Smolensk State University (Смоленский государственный университет (СмолГУ)) is a public university located in Smolensk, Smolensk Oblast, Russia.

==History==
It was formed on November 7, 1918, by a decree of the Council of People's Commissars. Initially, the university combined humanitarian, natural-scientific and medical educational directions. In accordance with the government decision on the reform of higher and secondary vocational education, by order of the People's Commissariat of Education of the RSFSR of April 18, 1930, the university was reorganized into two independent institutes: the Smolensk State Pedagogical Institute of the People's Commissariat of the RSFSR and the Smolensk State Medical Institute of the People's Commissariat of the RSFSR.
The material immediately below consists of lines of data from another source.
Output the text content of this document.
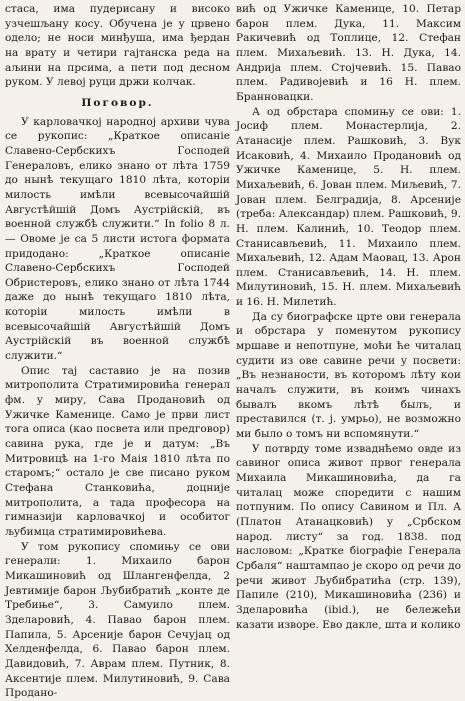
стаса, има пудерисану и високо узчешљану косу. Обучена је у црвено одело; не носи минђуша, има ђердан на врату и четири гајтанска реда на аљини на прсима, а пети под десном руком. У левој руци држи колчак.

Поговор.

У карловачкој народној архиви чува се рукопис: „Краткое описаніе Славено-Сербскихъ Господей Генераловъ, елико знано от лѣта 1759 до нынѣ текущаго 1810 лѣта, которіи милость имѣли всевысочайшій Августѣйшій Домъ Аустрійскій, въ военной службѣ служити.“ In folio 8 л. — Овоме је са 5 листи истога формата придодано: „Краткое описаніе Славено-Сербскихъ Господей Обристеровъ, елико знано от лѣта 1744 даже до нынѣ текущаго 1810 лѣта, которіи милость имѣли в всевысочайшій Августѣйшій Домъ Аустрійскій въ военной службѣ служити.“

Опис тај саставио је на позив митрополита Стратимировића генерал фм. у миру, Сава Продановић од Ужичке Каменице. Само је први лист тога описа (као посвета или предговор) савина рука, где је и датум: „Въ Митровицѣ на 1-го Маія 1810 лѣта по старомъ;“ остало је све писано руком Стефана Станковића, доцније митрополита, а тада професора на гимназији карловачкој и особитог љубимца стратимировићева.

У том рукопису спомињу се ови генерали: 1. Михаило барон Микашиновић од Шлангенфелда, 2 Јевтимије барон Љубибратић „конте де Требиње“, 3. Самуило плем. Зделаровић, 4. Павао барон плем. Папила, 5. Арсеније барон Сечујац од Хелденфелда, 6. Павао барон плем. Давидовић, 7. Аврам плем. Путник, 8. Аксентије плем. Милутиновић, 9. Сава Продано-

вић од Ужичке Каменице, 10. Петар барон плем. Дука, 11. Максим Ракичевић од Топлице, 12. Стефан плем. Михаљевић. 13. Н. Дука, 14. Андрија плем. Стојчевић. 15. Павао плем. Радивојевић и 16 Н. плем. Бранновацки.

А од обрстара спомињу се ови: 1. Јосиф плем. Монастерлија, 2. Атанасије плем. Рашковић, 3. Вук Исаковић, 4. Михаило Продановић од Ужичке Каменице, 5. Н. плем. Михаљевић, 6. Јован плем. Миљевић, 7. Јован плем. Белградија, 8. Арсеније (треба: Александар) плем. Рашковић, 9. Н. плем. Калинић, 10. Теодор плем. Станисављевић, 11. Михаило плем. Михаљевић, 12. Адам Маовац, 13. Арон плем. Станисављевић, 14. Н. плем. Милутиновић, 15. Н. плем. Михаљевић и 16. Н. Милетић.

Да су биографске црте ови генерала и обрстара у поменутом рукопису мршаве и непотпуне, моћи ће читалац судити из ове савине речи у посвети: „Въ незнаности, въ которомъ лѣту кои началъ служити, въ коимъ чинахъ бывалъ вкомъ лѣтѣ былъ, и преставился (т. ј. умрьо), не возможно ми было о томъ ни вспомянути.“

У потврду томе изваднћемо овде из савиног описа живот првог генерала Михаила Микашиновића, да га читалац може споредити с нашим потпуним. По опису Савином и Пл. А (Платон Атанацковић) у „Србском народ. листу“ за год. 1838. под насловом: „Кратке біографіе Генерала Србаля“ наштампао је скоро од речи до речи живот Љубибратића (стр. 139), Папиле (210), Микашиновића (236) и Зделаровића (ibid.), не бележећи казати изворе. Ево дакле, шта и колико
On January 13, 1998, by the order of the Ministry of Education of the Russian Federation, Smolensk State Pedagogical Institute was renamed Smolensk State Pedagogical University. The modern stage of the university's history begins on December 19, 2005, when, by the order of the Federal Agency for Education, the state educational institution of higher education "Smolensk State Pedagogical University" was renamed "Smolensk State University" (SmolSU), thus, elevating its status to a classical university.

On April 13, 2011, the organizational form of the university was changed and it became a budgetary institution.

In 2018, it became possible to study theology at Smolensk State University.

In 2019, students studying classical history and jurisprudence were expelled from Smolensk State University because their majors lost accreditation. Though students were initially offered the choice of studying in another institution or waiting for re-accreditation, the students who decided to continue studying at SmolSU weren't warned that they would be expelled.

In 2021, it became known that the students from Belarus, Afghanistan, Haiti, Uzbekistan, Mali were going to become the students of Smolensk State University. The local press criticizes teaching foreign students, for 30% foreigners were expelled from Smolensk State University, according to reports.

In recent years, SmolSU has signed cooperation agreements with other universities. These include a plan for joint programs with Voronezh State University, and student exchanges with Hebei University of Technology.